To tackle this problem, Netskope offers a transformative approach by removing the need for legacy hardware altogether and bringing cloud access closer to the end users. Netskope One, for example, is a unified cloud-native platform offering converged networking and security services, granting unparalleled visibility to network traffic and application performance.
This approach isn’t just about solving immediate challenges; it’s about future-proofing network infrastructure for long-term success. Rather than perpetuating the cycle of hardware life cycle management and patchwork solutions, Netskope offers a holistic on-ramp to the internet that prioritizes agility, scalability, and resilience. Netskope NewEdge network, for example, is the world’s largest private SASE cloud spanning over 74 regions worldwide, each powered by a full compute stack for single pass inspection, to ensure security is deployed wherever and whenever it is needed.

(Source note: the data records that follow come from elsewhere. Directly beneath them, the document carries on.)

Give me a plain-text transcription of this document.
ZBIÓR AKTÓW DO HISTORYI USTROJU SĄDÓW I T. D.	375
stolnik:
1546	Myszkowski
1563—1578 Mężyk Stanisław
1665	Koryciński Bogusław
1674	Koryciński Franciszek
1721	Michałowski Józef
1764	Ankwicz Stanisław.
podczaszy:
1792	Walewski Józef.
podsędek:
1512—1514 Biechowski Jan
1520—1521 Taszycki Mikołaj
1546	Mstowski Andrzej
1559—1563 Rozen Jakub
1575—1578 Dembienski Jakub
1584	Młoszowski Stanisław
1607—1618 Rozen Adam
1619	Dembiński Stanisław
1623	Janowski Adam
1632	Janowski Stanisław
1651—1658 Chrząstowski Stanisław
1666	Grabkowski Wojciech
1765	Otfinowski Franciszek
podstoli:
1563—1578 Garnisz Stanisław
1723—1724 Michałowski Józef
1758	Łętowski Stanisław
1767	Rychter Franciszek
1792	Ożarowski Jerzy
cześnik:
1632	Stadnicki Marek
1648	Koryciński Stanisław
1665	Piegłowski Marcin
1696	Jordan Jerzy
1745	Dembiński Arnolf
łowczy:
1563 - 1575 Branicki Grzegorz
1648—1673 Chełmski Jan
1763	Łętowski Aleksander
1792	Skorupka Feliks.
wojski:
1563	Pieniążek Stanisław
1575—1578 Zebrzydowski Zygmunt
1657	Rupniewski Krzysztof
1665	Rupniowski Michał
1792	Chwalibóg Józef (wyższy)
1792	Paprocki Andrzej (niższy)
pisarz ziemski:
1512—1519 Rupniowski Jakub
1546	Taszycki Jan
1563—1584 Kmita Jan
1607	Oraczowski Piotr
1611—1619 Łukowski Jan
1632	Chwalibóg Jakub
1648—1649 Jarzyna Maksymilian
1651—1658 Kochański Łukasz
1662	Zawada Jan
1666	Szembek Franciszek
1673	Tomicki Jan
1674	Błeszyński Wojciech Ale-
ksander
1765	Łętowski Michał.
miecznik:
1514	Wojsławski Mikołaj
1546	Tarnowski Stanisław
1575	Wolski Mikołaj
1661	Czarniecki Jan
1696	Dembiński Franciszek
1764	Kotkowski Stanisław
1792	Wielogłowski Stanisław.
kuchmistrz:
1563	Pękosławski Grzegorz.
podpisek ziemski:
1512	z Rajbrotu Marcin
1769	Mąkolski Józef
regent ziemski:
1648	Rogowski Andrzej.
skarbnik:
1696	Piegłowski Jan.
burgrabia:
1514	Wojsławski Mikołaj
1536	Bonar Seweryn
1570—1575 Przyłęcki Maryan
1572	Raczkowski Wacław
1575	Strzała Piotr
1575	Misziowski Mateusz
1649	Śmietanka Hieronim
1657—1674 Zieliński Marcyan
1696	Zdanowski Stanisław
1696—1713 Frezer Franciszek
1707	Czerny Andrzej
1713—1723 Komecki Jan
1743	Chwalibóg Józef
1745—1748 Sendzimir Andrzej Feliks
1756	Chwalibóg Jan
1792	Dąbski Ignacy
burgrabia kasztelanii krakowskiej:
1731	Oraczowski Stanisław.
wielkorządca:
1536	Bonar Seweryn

It leverages a zero-trust security approach to gather comprehensive risk telemetry and deliver unmatched contextual awareness to enable adaptive, least-privileged access to users, devices, applications, and data. While providing the fastest end-to-end round trips from the user through the NewEdge network to web, cloud, SaaS and private app destinations–ideal for the modern enterprise.
By embracing the power of enhanced visibility, performance and access control, Netskope empowers networking teams to think beyond the limitations of legacy technologies and embrace the cloud-first digital future.